Jesus and John the Baptist both started their ministry with the same thought: ‘Repent for the kingdom of Heaven is at hand’. That reminds us that without repentance there is no new life, no salvation, no entry into the kingdom of Heaven. St Isaac the Syrian said: ‘This life has been given you for repentance. Do not waste it on other things.’ He also said that ‘During every moment of the four and twenty hours of the day we stand in need of repentance.’
But what do we mean by ‘repentance’? What is it Jesus is telling us we must do?
It is certainly a feeling of shame and sorrow for sin – for where we have fallen short of the law of God; it must include horror and sorrow for the injuries we have done to others, and for the stripes we have inflicted on the Lord.

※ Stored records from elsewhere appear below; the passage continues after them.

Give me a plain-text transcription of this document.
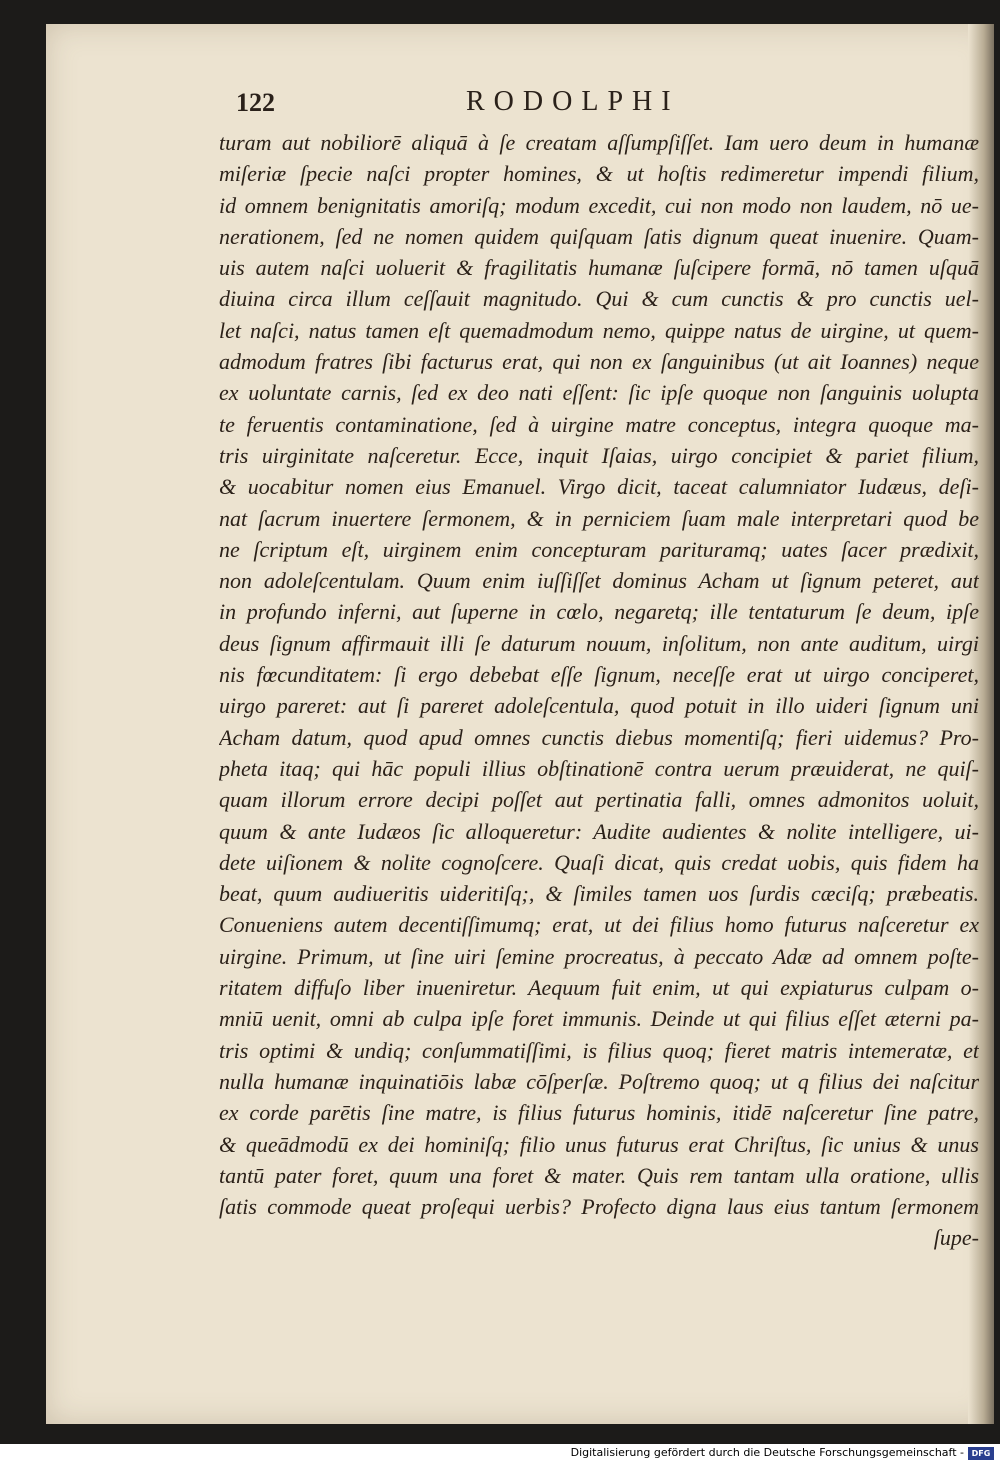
122	RODOLPHI
turam aut nobiliorē aliquā à ſe creatam aſſumpſiſſet. Iam uero deum in humanæ
miſeriæ ſpecie naſci propter homines, & ut hoſtis redimeretur impendi filium,
id omnem benignitatis amoriſq; modum excedit, cui non modo non laudem, nō ue-
nerationem, ſed ne nomen quidem quiſquam ſatis dignum queat inuenire. Quam-
uis autem naſci uoluerit & fragilitatis humanæ ſuſcipere formā, nō tamen uſquā
diuina circa illum ceſſauit magnitudo. Qui & cum cunctis & pro cunctis uel-
let naſci, natus tamen eſt quemadmodum nemo, quippe natus de uirgine, ut quem-
admodum fratres ſibi facturus erat, qui non ex ſanguinibus (ut ait Ioannes) neque
ex uoluntate carnis, ſed ex deo nati eſſent: ſic ipſe quoque non ſanguinis uolupta
te feruentis contaminatione, ſed à uirgine matre conceptus, integra quoque ma-
tris uirginitate naſceretur. Ecce, inquit Iſaias, uirgo concipiet & pariet filium,
& uocabitur nomen eius Emanuel. Virgo dicit, taceat calumniator Iudæus, deſi-
nat ſacrum inuertere ſermonem, & in perniciem ſuam male interpretari quod be
ne ſcriptum eſt, uirginem enim concepturam parituramq; uates ſacer prædixit,
non adoleſcentulam. Quum enim iuſſiſſet dominus Acham ut ſignum peteret, aut
in profundo inferni, aut ſuperne in cœlo, negaretq; ille tentaturum ſe deum, ipſe
deus ſignum affirmauit illi ſe daturum nouum, inſolitum, non ante auditum, uirgi
nis fœcunditatem: ſi ergo debebat eſſe ſignum, neceſſe erat ut uirgo conciperet,
uirgo pareret: aut ſi pareret adoleſcentula, quod potuit in illo uideri ſignum uni
Acham datum, quod apud omnes cunctis diebus momentiſq; fieri uidemus? Pro-
pheta itaq; qui hāc populi illius obſtinationē contra uerum præuiderat, ne quiſ-
quam illorum errore decipi poſſet aut pertinatia falli, omnes admonitos uoluit,
quum & ante Iudæos ſic alloqueretur: Audite audientes & nolite intelligere, ui-
dete uiſionem & nolite cognoſcere. Quaſi dicat, quis credat uobis, quis fidem ha
beat, quum audiueritis uideritiſq;, & ſimiles tamen uos ſurdis cæciſq; præbeatis.
Conueniens autem decentiſſimumq; erat, ut dei filius homo futurus naſceretur ex
uirgine. Primum, ut ſine uiri ſemine procreatus, à peccato Adæ ad omnem poſte-
ritatem diffuſo liber inueniretur. Aequum fuit enim, ut qui expiaturus culpam o-
mniū uenit, omni ab culpa ipſe foret immunis. Deinde ut qui filius eſſet æterni pa-
tris optimi & undiq; conſummatiſſimi, is filius quoq; fieret matris intemeratæ, et
nulla humanæ inquinatiōis labæ cōſperſæ. Poſtremo quoq; ut q filius dei naſcitur
ex corde parētis ſine matre, is filius futurus hominis, itidē naſceretur ſine patre,
& queādmodū ex dei hominiſq; filio unus futurus erat Chriſtus, ſic unius & unus
tantū pater foret, quum una foret & mater. Quis rem tantam ulla oratione, ullis
ſatis commode queat proſequi uerbis? Profecto digna laus eius tantum ſermonem
ſupe-
Digitalisierung gefördert durch die Deutsche Forschungsgemeinschaft - DFG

But if that is all it is, if it is simply downcast eyes and self recrimination we have missed something – that is the love God shows us, and the fruits of repentance. Repentance is no more a once for all act than is being saved. We must incorporate it into our lives and make it a part of every day life, for the kingdom of Heaven is already here among us. The great Light of the world who helps us to see our sins as they are, helps lead us on to where we are meant to be. Repentance is, itself, a fruit of Grace. It is when we have a sense of the beauty of God’s law and creation that we have a true sense of sorrow at the way we disfigure it with our disobedience and shortcomings and failures. It is when we accept the miracle of God’s forgiveness that we repent; our sins are no longer intolerable to us. However hard we may find it to forgive ourselves, we need, if we are to repent properly, to come to the knowledge, the understanding, that God forgives us; if we cannot do that to ourselves, we do not yet know the depth of His love.
That is why, in the Church, the sacrament of reconciliation is necessary; in the confession of our sins we express our sorrow and receive the assurance we are reconciled to God; we bring our spiritual sickness to the Great Physician, and we receive what we need. What matters here is not what the priest does, or even what I do, but what Christ does. The priest is simply the vessel through which Jesus works on us.
At the same time we are filled with great sorrow for our sins, we are filled with the great joy which comes from knowing they are forgiven:
as sorrowful, yet always rejoicing; as poor, yet making many rich; as having nothing, and yet possessing all things.